Pasada más de media hora les oí volver. Primero aparecieron Manu y Adrián. Habían dado la vuelta sin alcanzar un final. Cinco minutos después volvió Miguel. Tampoco había llegado al final de la Galería-Que-Resplandece. Buscamos un sitio acogedor para sentarnos a comer. En cuanto acabaron sus provisiones Adrián y Manu se fueron. Me pareció oírles decir que tenían frío. Miguel y yo no teníamos ni frío, ni prisa. Estuvimos haciendo fotos a un conjunto de banderas que sólo mostraron su verdadera naturaleza cuando las traspasamos con la luz de nuestros focos.
Cierto tiempo después alcanzamos la base del Pozo de las Hadas. Pude ver a Manu ascender el primer tramo. Me quede esperando abajo, rumiando tranquilidad, mientras Miguel subía hasta el rellano intermedio.
El último que sube un pozo no descansa casi nada arriba. Y por eso casi todos prefieren no quedarse para el último.
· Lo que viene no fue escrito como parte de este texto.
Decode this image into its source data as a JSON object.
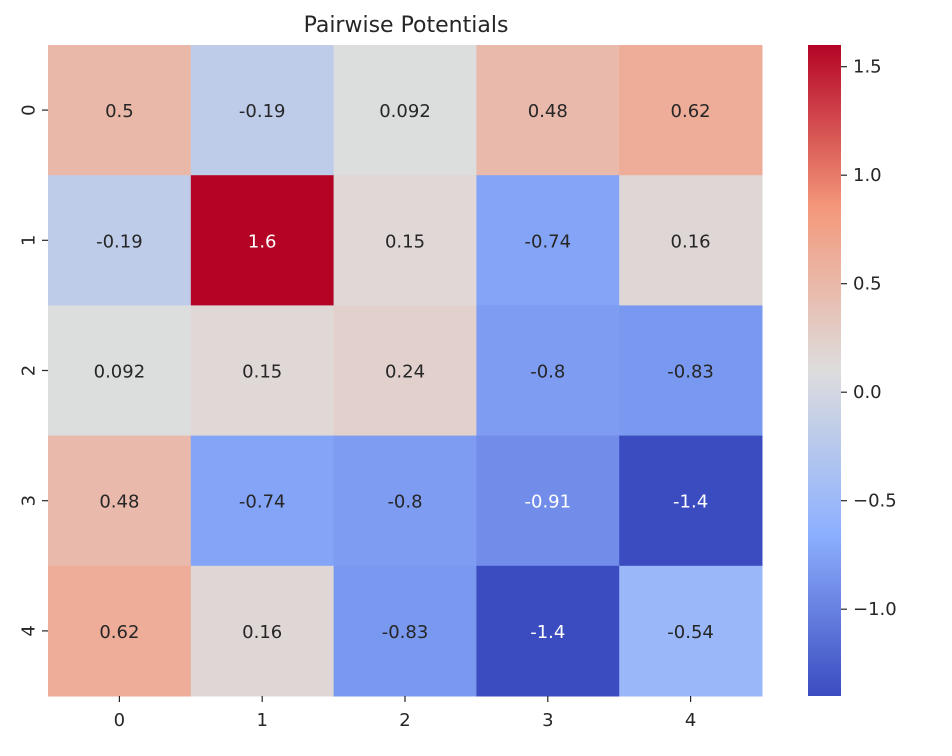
{
  "chart_data": {
    "type": "heatmap",
    "title": "Pairwise Potentials",
    "xlabel": "",
    "ylabel": "",
    "x_categories": [
      "0",
      "1",
      "2",
      "3",
      "4"
    ],
    "y_categories": [
      "0",
      "1",
      "2",
      "3",
      "4"
    ],
    "values": [
      [
        0.5,
        -0.19,
        0.092,
        0.48,
        0.62
      ],
      [
        -0.19,
        1.6,
        0.15,
        -0.74,
        0.16
      ],
      [
        0.092,
        0.15,
        0.24,
        -0.8,
        -0.83
      ],
      [
        0.48,
        -0.74,
        -0.8,
        -0.91,
        -1.4
      ],
      [
        0.62,
        0.16,
        -0.83,
        -1.4,
        -0.54
      ]
    ],
    "annotations": [
      [
        "0.5",
        "-0.19",
        "0.092",
        "0.48",
        "0.62"
      ],
      [
        "-0.19",
        "1.6",
        "0.15",
        "-0.74",
        "0.16"
      ],
      [
        "0.092",
        "0.15",
        "0.24",
        "-0.8",
        "-0.83"
      ],
      [
        "0.48",
        "-0.74",
        "-0.8",
        "-0.91",
        "-1.4"
      ],
      [
        "0.62",
        "0.16",
        "-0.83",
        "-1.4",
        "-0.54"
      ]
    ],
    "colormap": "coolwarm",
    "vmin": -1.4,
    "vmax": 1.6,
    "colorbar": {
      "ticks": [
        1.5,
        1.0,
        0.5,
        0.0,
        -0.5,
        -1.0
      ],
      "tick_labels": [
        "1.5",
        "1.0",
        "0.5",
        "0.0",
        "−0.5",
        "−1.0"
      ]
    },
    "grid": false,
    "legend": "colorbar-right"
  }
}
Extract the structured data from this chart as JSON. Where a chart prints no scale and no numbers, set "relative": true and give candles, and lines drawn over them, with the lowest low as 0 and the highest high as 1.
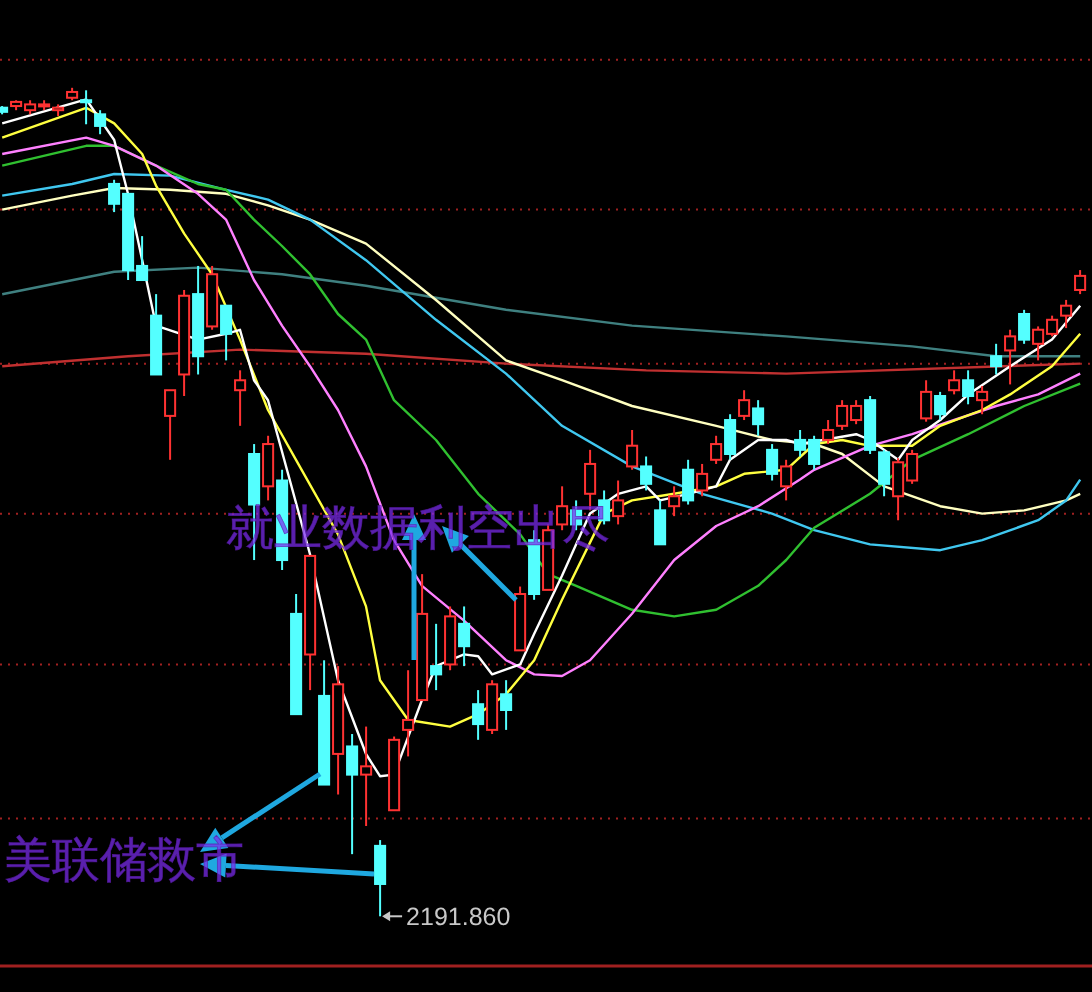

Pero yo me quedé contento para el último, porque me había propuesto desinstalar el pozo y no tenía ninguna prisa por salir.
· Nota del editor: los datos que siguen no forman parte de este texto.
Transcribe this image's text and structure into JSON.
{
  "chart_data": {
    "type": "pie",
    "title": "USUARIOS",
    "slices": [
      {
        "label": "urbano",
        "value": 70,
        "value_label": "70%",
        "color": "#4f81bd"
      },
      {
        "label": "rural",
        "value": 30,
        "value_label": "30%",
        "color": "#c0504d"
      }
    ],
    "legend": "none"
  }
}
Otro montaje de cuerdas paralelo al nuestro había aparecido en el entreacto. El grupo al que pertenecía el tinglado no había dejado chapas. Creo que supusieron que las nuestras eran fijas. Pero si que habían dejado mosquetones para sustituir los nuestros. La rosca de uno de nuestros mosquetones se negó a abrirse. No se cómo, pero se había abollado el cierre. Eso me obligo a deshacer los nudos pasando toda la cuerda. Maldije mi suerte y me apliqué con furia. En la operación se me quedaron los brazos muertos. Acabé como Dios me dio a entender y proseguí el ascenso. Ya estaba cerca de la cabecera del pozo cuando escuche al otro grupo llegando a la base.
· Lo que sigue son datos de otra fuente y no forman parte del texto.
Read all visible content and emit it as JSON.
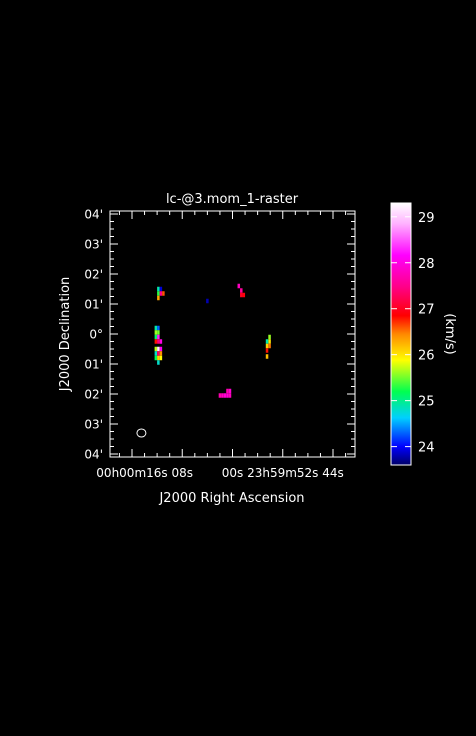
{
  "chart_data": {
    "type": "heatmap",
    "title": "lc-@3.mom_1-raster",
    "xlabel": "J2000 Right Ascension",
    "ylabel": "J2000 Declination",
    "x_ticks": [
      {
        "label": "00h00m16s",
        "value": 16
      },
      {
        "label": "08s",
        "value": 8
      },
      {
        "label": "00s",
        "value": 0
      },
      {
        "label": "23h59m52s",
        "value": -8
      },
      {
        "label": "44s",
        "value": -16
      }
    ],
    "x_range": [
      19.5,
      -19.5
    ],
    "y_ticks": [
      {
        "label": "04'",
        "value": 4
      },
      {
        "label": "03'",
        "value": 3
      },
      {
        "label": "02'",
        "value": 2
      },
      {
        "label": "01'",
        "value": 1
      },
      {
        "label": "0°",
        "value": 0
      },
      {
        "label": "01'",
        "value": -1
      },
      {
        "label": "02'",
        "value": -2
      },
      {
        "label": "03'",
        "value": -3
      },
      {
        "label": "04'",
        "value": -4
      }
    ],
    "y_range": [
      -4.1,
      4.1
    ],
    "colorbar": {
      "label": "(km/s)",
      "range": [
        23.6,
        29.3
      ],
      "ticks": [
        24,
        25,
        26,
        27,
        28,
        29
      ]
    },
    "pixels": [
      {
        "ra": 11.8,
        "dec": 1.5,
        "v": 24.9
      },
      {
        "ra": 11.8,
        "dec": 1.35,
        "v": 25.3
      },
      {
        "ra": 11.8,
        "dec": 1.2,
        "v": 26.3
      },
      {
        "ra": 11.4,
        "dec": 1.5,
        "v": 23.9
      },
      {
        "ra": 11.4,
        "dec": 1.35,
        "v": 27.5
      },
      {
        "ra": 11.0,
        "dec": 1.35,
        "v": 26.6
      },
      {
        "ra": 12.2,
        "dec": 0.2,
        "v": 24.9
      },
      {
        "ra": 12.2,
        "dec": 0.05,
        "v": 25.6
      },
      {
        "ra": 12.2,
        "dec": -0.1,
        "v": 25.1
      },
      {
        "ra": 12.2,
        "dec": -0.25,
        "v": 26.8
      },
      {
        "ra": 11.8,
        "dec": 0.2,
        "v": 24.3
      },
      {
        "ra": 11.8,
        "dec": 0.05,
        "v": 25.5
      },
      {
        "ra": 11.8,
        "dec": -0.1,
        "v": 28.3
      },
      {
        "ra": 11.8,
        "dec": -0.25,
        "v": 27.4
      },
      {
        "ra": 11.4,
        "dec": -0.25,
        "v": 28.0
      },
      {
        "ra": 12.2,
        "dec": -0.5,
        "v": 25.7
      },
      {
        "ra": 12.2,
        "dec": -0.65,
        "v": 24.8
      },
      {
        "ra": 12.2,
        "dec": -0.8,
        "v": 25.2
      },
      {
        "ra": 11.8,
        "dec": -0.5,
        "v": 29.2
      },
      {
        "ra": 11.8,
        "dec": -0.65,
        "v": 27.3
      },
      {
        "ra": 11.8,
        "dec": -0.8,
        "v": 26.1
      },
      {
        "ra": 11.8,
        "dec": -0.95,
        "v": 24.8
      },
      {
        "ra": 11.4,
        "dec": -0.5,
        "v": 28.1
      },
      {
        "ra": 11.4,
        "dec": -0.65,
        "v": 26.4
      },
      {
        "ra": 11.4,
        "dec": -0.8,
        "v": 25.9
      },
      {
        "ra": 4.0,
        "dec": 1.1,
        "v": 23.8
      },
      {
        "ra": -1.0,
        "dec": 1.6,
        "v": 27.8
      },
      {
        "ra": -1.4,
        "dec": 1.45,
        "v": 27.6
      },
      {
        "ra": -1.4,
        "dec": 1.3,
        "v": 27.0
      },
      {
        "ra": -1.8,
        "dec": 1.3,
        "v": 26.9
      },
      {
        "ra": -5.9,
        "dec": -0.1,
        "v": 25.6
      },
      {
        "ra": -5.9,
        "dec": -0.25,
        "v": 26.0
      },
      {
        "ra": -5.9,
        "dec": -0.4,
        "v": 26.5
      },
      {
        "ra": -5.5,
        "dec": -0.25,
        "v": 24.9
      },
      {
        "ra": -5.5,
        "dec": -0.4,
        "v": 26.1
      },
      {
        "ra": -5.5,
        "dec": -0.55,
        "v": 26.8
      },
      {
        "ra": -5.5,
        "dec": -0.75,
        "v": 26.2
      },
      {
        "ra": 2.0,
        "dec": -2.05,
        "v": 27.7
      },
      {
        "ra": 1.6,
        "dec": -2.05,
        "v": 27.8
      },
      {
        "ra": 1.2,
        "dec": -2.05,
        "v": 27.9
      },
      {
        "ra": 0.8,
        "dec": -2.05,
        "v": 27.9
      },
      {
        "ra": 0.4,
        "dec": -2.05,
        "v": 27.8
      },
      {
        "ra": 0.8,
        "dec": -1.9,
        "v": 27.7
      },
      {
        "ra": 0.4,
        "dec": -1.9,
        "v": 27.9
      }
    ],
    "beam": {
      "ra": 14.5,
      "dec": -3.3
    }
  }
}
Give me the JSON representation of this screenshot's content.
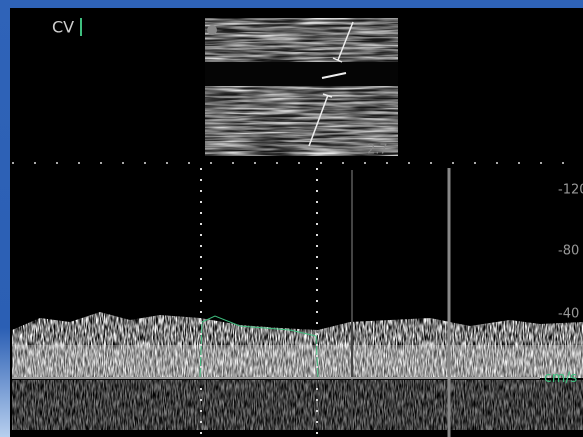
{
  "header": {
    "label": "CV"
  },
  "image": {
    "depth": "2.7"
  },
  "scale": {
    "ticks": [
      "-120",
      "-80",
      "-40"
    ],
    "unit": "cm/s"
  }
}
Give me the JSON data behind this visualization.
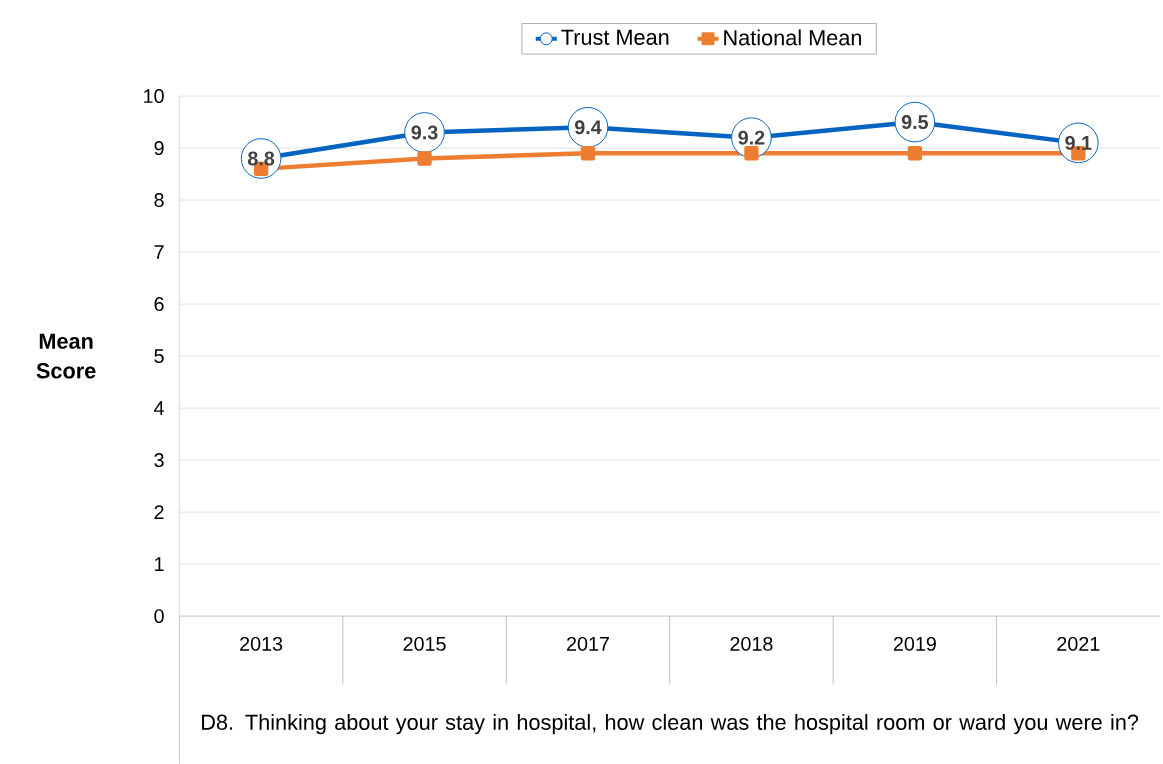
{
  "chart_data": {
    "type": "line",
    "xlabel": "D8. Thinking about your stay in hospital, how clean was the hospital room or ward you were in?",
    "ylabel": "Mean Score",
    "categories": [
      "2013",
      "2015",
      "2017",
      "2018",
      "2019",
      "2021"
    ],
    "series": [
      {
        "name": "Trust Mean",
        "color": "#0563c1",
        "marker": "circle",
        "values": [
          8.8,
          9.3,
          9.4,
          9.2,
          9.5,
          9.1
        ],
        "value_labels": [
          "8.8",
          "9.3",
          "9.4",
          "9.2",
          "9.5",
          "9.1"
        ]
      },
      {
        "name": "National Mean",
        "color": "#ed7d31",
        "marker": "square",
        "values": [
          8.6,
          8.8,
          8.9,
          8.9,
          8.9,
          8.9
        ]
      }
    ],
    "ylim": [
      0,
      10
    ],
    "yticks": [
      0,
      1,
      2,
      3,
      4,
      5,
      6,
      7,
      8,
      9,
      10
    ],
    "grid": "y",
    "legend": "top",
    "line_style": "solid"
  }
}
A trompicones terminamos de recoger y reanudamos la marcha. Todavía era de día cuando salimos al exterior. No llovía, pero se notaba lo mucho que había llovido. Manu y Adrián se protegían de las inclemencias, encerrados en la cabina de la furgoneta amarilla de Manu. Siguiendo el ejemplo, Miguel y yo no tardamos en estar confortablemente apalancados en los asientos del coche. Mientras bajábamos hacia Ramales la calefacción me dio sueño. Pero con voluntad mantuve la posición erguida. Me prometí a mi mismo volver de nuevo a la Galería-Que-Resplandece para conocerla hasta su final. Pero sobre todo para fotografiarla como se merece. Unos pinchos con cervezas nos dieron fuerzas de sobra para terminar este viaje hacia nuestras casas.